The problem was my macro CLIENT_VALID() not properly checking if a client was valid or not. Due to that, ws_ping()/send_ping_close() was attempting to send a ping frame to an invalid client, which clearly have invalid mutexes as well =).

Please let me know if this commit fixes your issue =).

I guess it would make sense to add my Android.bp makefile to your repository after this gets resolved. I have not seen a lot of easy to use web socket libs for the NDK, AOSP comes with libwebsockets but it's overkill for most people

Thanks. This has always been my intention: to have an easy-to-use WebSockets library for C, I'm glad this still holds true over the years =).

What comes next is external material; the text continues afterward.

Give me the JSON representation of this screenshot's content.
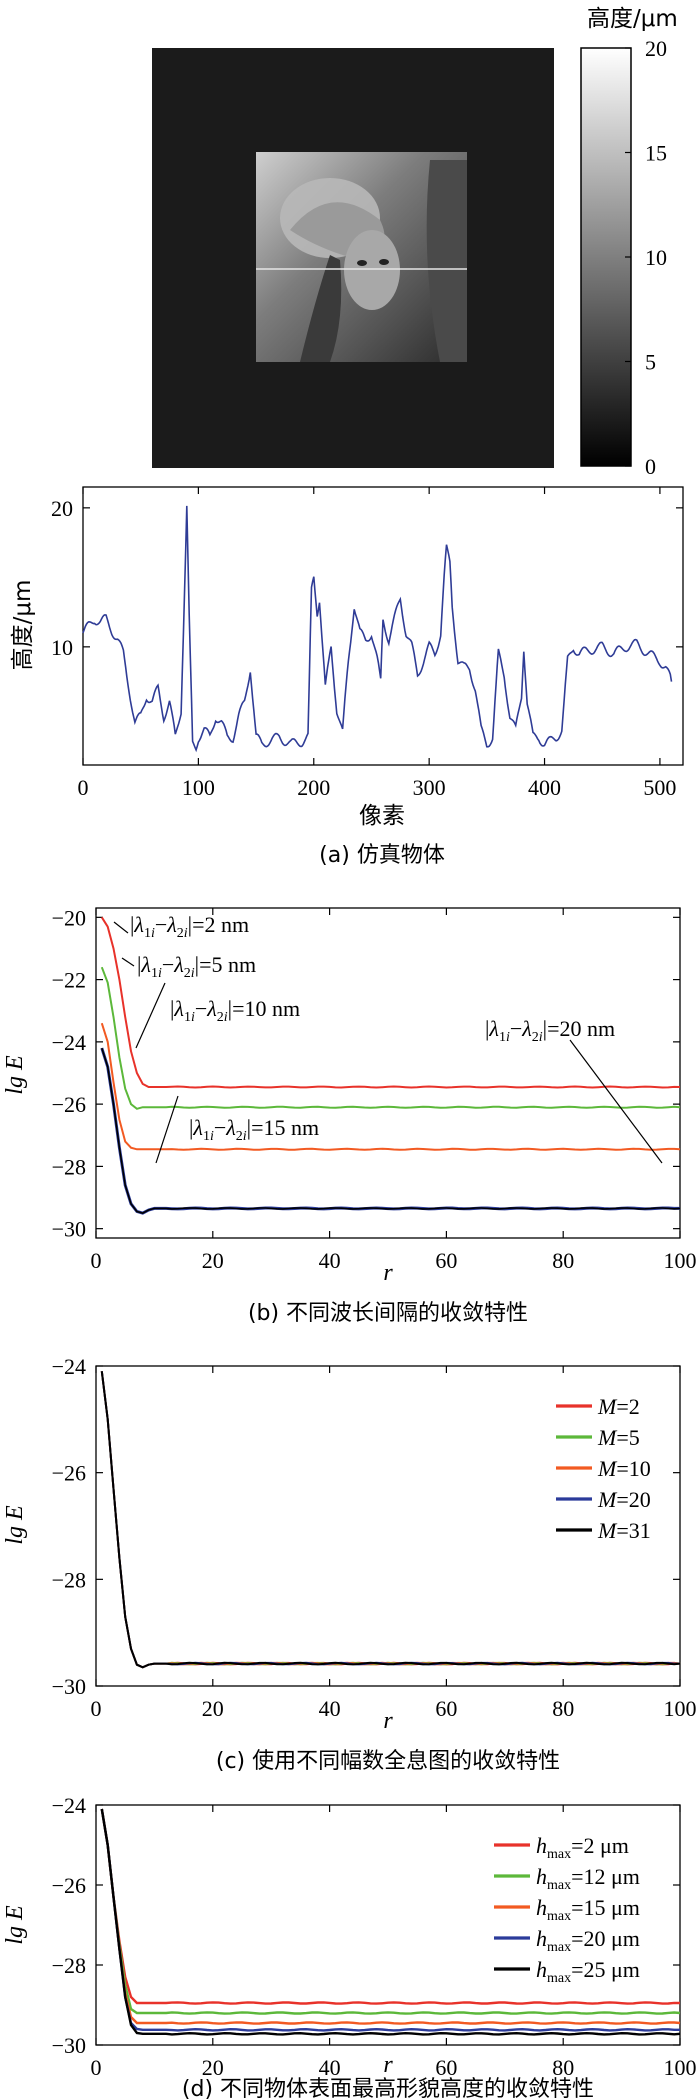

I'm not familiar with AOSP, but from what I've read here, it appears that AOSP projects have their own version of the "Makefile." I'm not sure if anyone else would use wsServer for this purpose besides you, but feel free to submit a PR =).

[mikegapinski]

@Theldus Rebuilding with your patch + reversed libc change. About the Makefile for AOSP, it's nothing fancy: https://github.com/tesla-android/android-external-libws/blob/main/Android.bp

But one thing for sure, not a lot of people cook their own versions of Android on a daily basis, it would make more sense to prepare the library for the NDK. I'll take a look into it at some point when I have free time. Now we know that it'll work well on Android so it makes sense to include a ready to use version for others to enjoy

[mikegapinski]

@Theldus I verified your patch, works 100%. Closing this issue. Thanks for your help!